Categories: Sanger Science5 March 20143.6 min read

Our genetics is not necessarily our destiny

5th March
By Andrew Brown

Genetics and age combine in their effect on gene expression: for people with the AA genotype, ageing and environmental stress reduce the activity of the gene, those with the GG genotype see the gene become more active with age.

Genetics and age combine in their effect on gene expression: for people with the AA genotype, ageing and environmental stress reduce the activity of the gene, those with the GG genotype see the gene become more active with age.

"Ageing wasn’t this difficult when I worked on worms." This comment by a first author on our recent Genome Biology paper is a recognisable lament to many of us who work in genetics. Ageing is a simpler problem when it comes to worms. You watch their birth; you watch their death; you can tell which of them are further along the path than others.

There are many model organisms where we understand ageing pretty well. We know how to alter a fly’s DNA to make it live longer, we know how to feed a mouse to do the same. But until my C. elegans anti-ageing cream takes off among the worm population, what we really need to do is learn how this knowledge applies to humans.

The Genome Biology paper discusses the relationship between ageing and gene expression, the very first stage at which the genetic code is read within the cell. As we’ve seen in our research, changes to gene expression in our cells can be a starting point for disease that affects the whole body. The most basic example of this is expression quantitative trait loci, where, for example, we change the genetic code in a specific location, a single gene becomes more active and downstream we see an increased risk of cancer. A simple story of nature in action.

The paper tackles many aspects of ageing and gene expression, including how cellular processes change with age and the connection between cancer and ageing. But I want to focus on a different aspect of the paper: the change in the role of genetics as organisms age. It is here that we see, for the first time, evidence in humans that directly mirrors our experience with model organisms.

One aspect of genetics in model organisms that hasn't translated over to humans is that the genetic effects we observe in animals are often highly specific to a particular environment. The old dichotomy of nature and nurture doesn't hold: nature requires a particular nurture to show its effect. In human genetics, partly because it’s hard to measure nurture and possibly because we’re different and special, we haven’t seen genetic effects that change much because of environment. Nurture has been effectively ignored when we’re looking at nature, but this paper specifically tests the assumed split between genes and environment.

Because ageing can be seen as the cumulative sum of everything we have been exposed to over the course of our lives, we can ask the simple question: does this cumulative sum change the way genes are expressed? Of the 3,529 genes where genetics has a known effect, we found that for 610 the evidence suggested that the effect changed as we aged and as our environments changed.

Expression quantitative trait loci have been much studied because they promise to build the entire story of the role of genetics in disease from the ground floor up. With this paper we begin to see that at the ground floor, nature and nurture are already intertwining.

The direct effect of these expression quantitative trait loci depends on context; the stresses the person has experienced.
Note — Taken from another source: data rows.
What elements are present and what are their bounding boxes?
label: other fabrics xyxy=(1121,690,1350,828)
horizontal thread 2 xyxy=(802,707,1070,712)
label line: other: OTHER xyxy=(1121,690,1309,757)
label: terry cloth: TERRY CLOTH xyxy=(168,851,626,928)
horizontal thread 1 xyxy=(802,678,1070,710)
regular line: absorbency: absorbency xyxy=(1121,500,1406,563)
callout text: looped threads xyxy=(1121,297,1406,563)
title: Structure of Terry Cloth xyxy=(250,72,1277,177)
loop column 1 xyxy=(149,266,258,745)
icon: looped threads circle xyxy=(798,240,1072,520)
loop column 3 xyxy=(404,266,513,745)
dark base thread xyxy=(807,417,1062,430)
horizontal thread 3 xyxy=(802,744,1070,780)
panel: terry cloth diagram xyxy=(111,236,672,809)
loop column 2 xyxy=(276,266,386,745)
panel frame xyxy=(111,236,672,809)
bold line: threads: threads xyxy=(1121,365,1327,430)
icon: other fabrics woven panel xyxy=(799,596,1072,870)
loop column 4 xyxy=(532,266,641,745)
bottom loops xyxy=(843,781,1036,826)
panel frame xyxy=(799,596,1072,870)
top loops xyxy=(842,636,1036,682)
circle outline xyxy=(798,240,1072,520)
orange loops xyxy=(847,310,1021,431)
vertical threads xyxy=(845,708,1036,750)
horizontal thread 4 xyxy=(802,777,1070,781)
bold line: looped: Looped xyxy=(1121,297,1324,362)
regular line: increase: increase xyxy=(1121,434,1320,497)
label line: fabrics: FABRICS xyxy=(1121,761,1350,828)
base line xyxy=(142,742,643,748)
This was obvious for model organisms because within laboratories the environments and stresses can be quantified and controlled easily. Discovering this outside the lab will be difficult, but with this study we begin to see that we are not so different from the animals we have studied and that our genetics is not necessarily our destiny.

Andrew Brown is a Postdoctoral Fellow in the Genome Informatics group at the Wellcome Trust Sanger Institute where he works on the EuroBATS project.